Lees het verhaal van Cor Alberts maar.
De geschiedenis van dit orgel begint al in het jaar 1788. Op woensdag 30 juli van dat jaar wordt in de gereformeerde kerk van Hilversum een nieuw orgel ingewijd dat gebouwd is door de bekende Utrechtse orgelmaker Abraham Meere.
De pas bevestigde dominee Frederikus Ham preekt over 2 Kronieken 29 vers 25-27:
“Hij stelde de Levieten bij het huis des Heren op, met cimbalen, harpen en citers overeenkomstig het gebod van David en van Gad, des konings ziener, en van de profeet Natan, want het gebod was gegeven door de Here, door bemiddeling van zijn profeten. En de Levieten stonden opgesteld met de instrumenten van David, en de priesters met de trompetten. Toen beval Hizkia het brandoffer op het altaar te offeren. En op het ogenblik, dat het brandoffer een aanvang nam, werd een lied desHeren aangeheven en klonk trompetgeschal, begeleid door de instrumenten van David,de koning van Israël”
Dominee Ham stelt:
- het belang van het God verheerlijken met gezang en
- dat het goed is daarbij muziekinstrumenten te gebruiken.
Vanzelfsprekend werden er meerdere psalmen gezongen.
Ruim honderd jaar blijft het orgel zonder wijzigingen in gebruik. Dan wordt in 1889 de kerk gedeeltelijk afgebroken om uitgebreid en verbouwd te worden. De groeiende gemeente maakte de uitbreiding noodzakelijk. Op deze foto uit 1890 is het orgel op de achtergrond te zien. Nadat de bouwwerkzaamheden gereed zijn is het orgel niet meer bespeelbaar. Het moet schoongemaakt worden. Tevens wordt het ‘verbeterd’. Dit betekent gewoonlijk dat het wordt aangepast aan de heersende smaak. In die tijd is dat laat- romantisch met zachtere geluiden. Het werk wordt opgedragen aan P. C. Bik.

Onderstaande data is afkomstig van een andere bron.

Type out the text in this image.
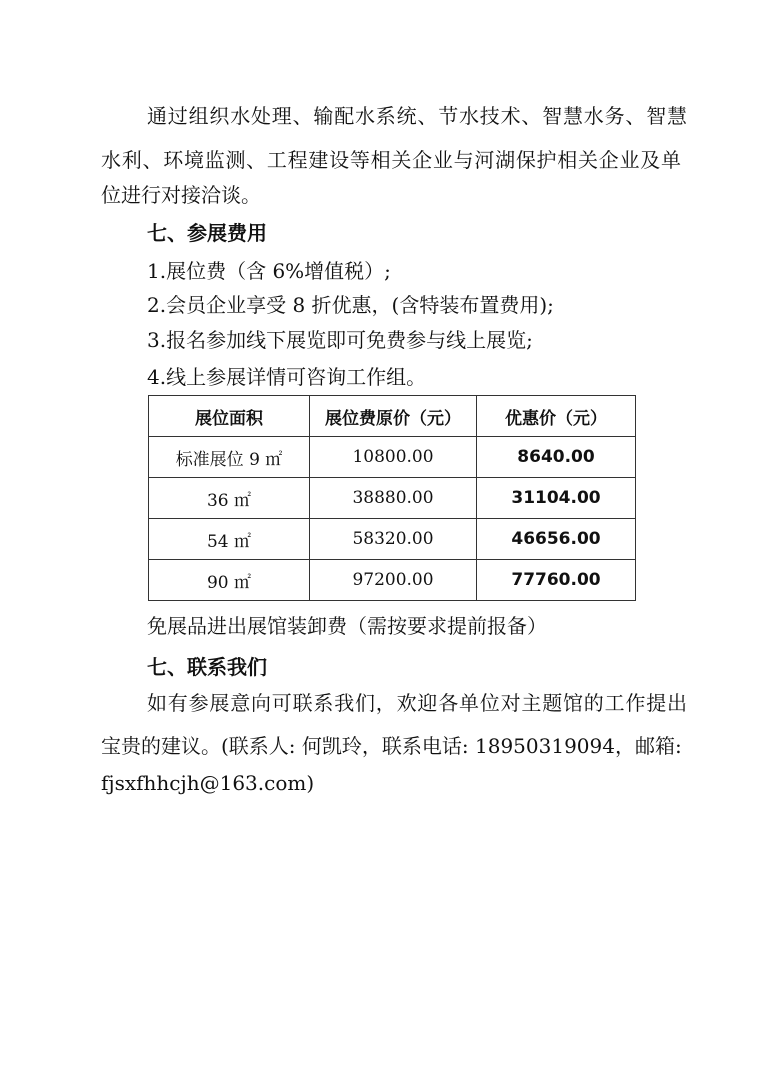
通过组织水处理、输配水系统、节水技术、智慧水务、智慧
水利、环境监测、工程建设等相关企业与河湖保护相关企业及单
位进行对接洽谈。
七、参展费用
1.展位费（含 6%增值税）;
2.会员企业享受 8 折优惠，(含特装布置费用);
3.报名参加线下展览即可免费参与线上展览;
4.线上参展详情可咨询工作组。
展位面积	展位费原价（元）	优惠价（元）
标准展位 9 ㎡	10800.00	8640.00
36 ㎡	38880.00	31104.00
54 ㎡	58320.00	46656.00
90 ㎡	97200.00	77760.00
免展品进出展馆装卸费（需按要求提前报备）
七、联系我们
如有参展意向可联系我们，欢迎各单位对主题馆的工作提出
宝贵的建议。(联系人: 何凯玲，联系电话: 18950319094，邮箱:
fjsxfhhcjh@163.com)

Het werk verliep niet volgens plan. Een muziekuitvoering die half juli 1891 gehouden zou worden, kon niet doorgaan omdat het orgel niet klaar was. Het werd uiteindelijk half september.
Nadat de kerk is uitgebreid blijkt al snel dat het orgel niet meer voldoet. Het geluid vult de grotere ruimte niet en is onvoldoende voor het aantal zangers. Het besluit valt dat er een nieuw orgel wordt aangeschaft. Dat wordt in 1903 geplaatst. Ons orgel wordt gedemonteerd. Er is sprake van overplaatsing naar Barendrecht, maar dat gaat niet door.

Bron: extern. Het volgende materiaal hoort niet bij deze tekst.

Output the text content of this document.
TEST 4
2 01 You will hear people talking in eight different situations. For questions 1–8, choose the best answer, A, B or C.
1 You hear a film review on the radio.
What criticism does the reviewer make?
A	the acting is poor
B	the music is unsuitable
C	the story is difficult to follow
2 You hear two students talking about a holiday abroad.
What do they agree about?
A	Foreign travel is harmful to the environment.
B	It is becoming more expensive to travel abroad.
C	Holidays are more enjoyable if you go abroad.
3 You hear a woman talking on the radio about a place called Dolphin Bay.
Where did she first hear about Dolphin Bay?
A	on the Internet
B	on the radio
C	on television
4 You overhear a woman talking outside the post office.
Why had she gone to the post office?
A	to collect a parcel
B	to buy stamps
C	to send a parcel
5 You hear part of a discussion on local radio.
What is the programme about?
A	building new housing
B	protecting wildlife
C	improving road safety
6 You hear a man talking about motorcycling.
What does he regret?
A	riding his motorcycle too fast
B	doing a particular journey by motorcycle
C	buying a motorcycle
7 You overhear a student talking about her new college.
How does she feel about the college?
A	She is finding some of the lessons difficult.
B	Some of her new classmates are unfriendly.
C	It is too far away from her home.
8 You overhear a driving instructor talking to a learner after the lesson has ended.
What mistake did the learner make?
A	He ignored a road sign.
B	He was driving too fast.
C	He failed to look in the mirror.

Dan duikt het weer op in de werkplaats van Hendrik Jan van der Molen in Steenwijk. Het is dan inmiddels 1912. Blijkbaar is het orgel opgeslagen geweest en door van der Molen aangekocht. Hij bouwt het op in de werkplaats waar het wordt bekeken door een afvaardiging van de gereformeerde kerk te Meppel. Daar staat een kabinetorgel dat veel te klein is voor de kerk. De kerkenraad van Meppel gaat tot aankoop over met de bepaling dat van der Molen het orgel moet terugnemen als het niet voldoet. In eerste instantie is men enthousiast over het orgel maar al snel komt men daarvan terug. De blaasbalg lekt en de klank is te zacht. Van der Molen moet weer aan het werk.
Er worden registers vervangen door sterkere stemmen, maar men is niet tevreden in Meppel. Uiteindelijk moet er een advocaat aan te pas komen om de zaak op te lossen.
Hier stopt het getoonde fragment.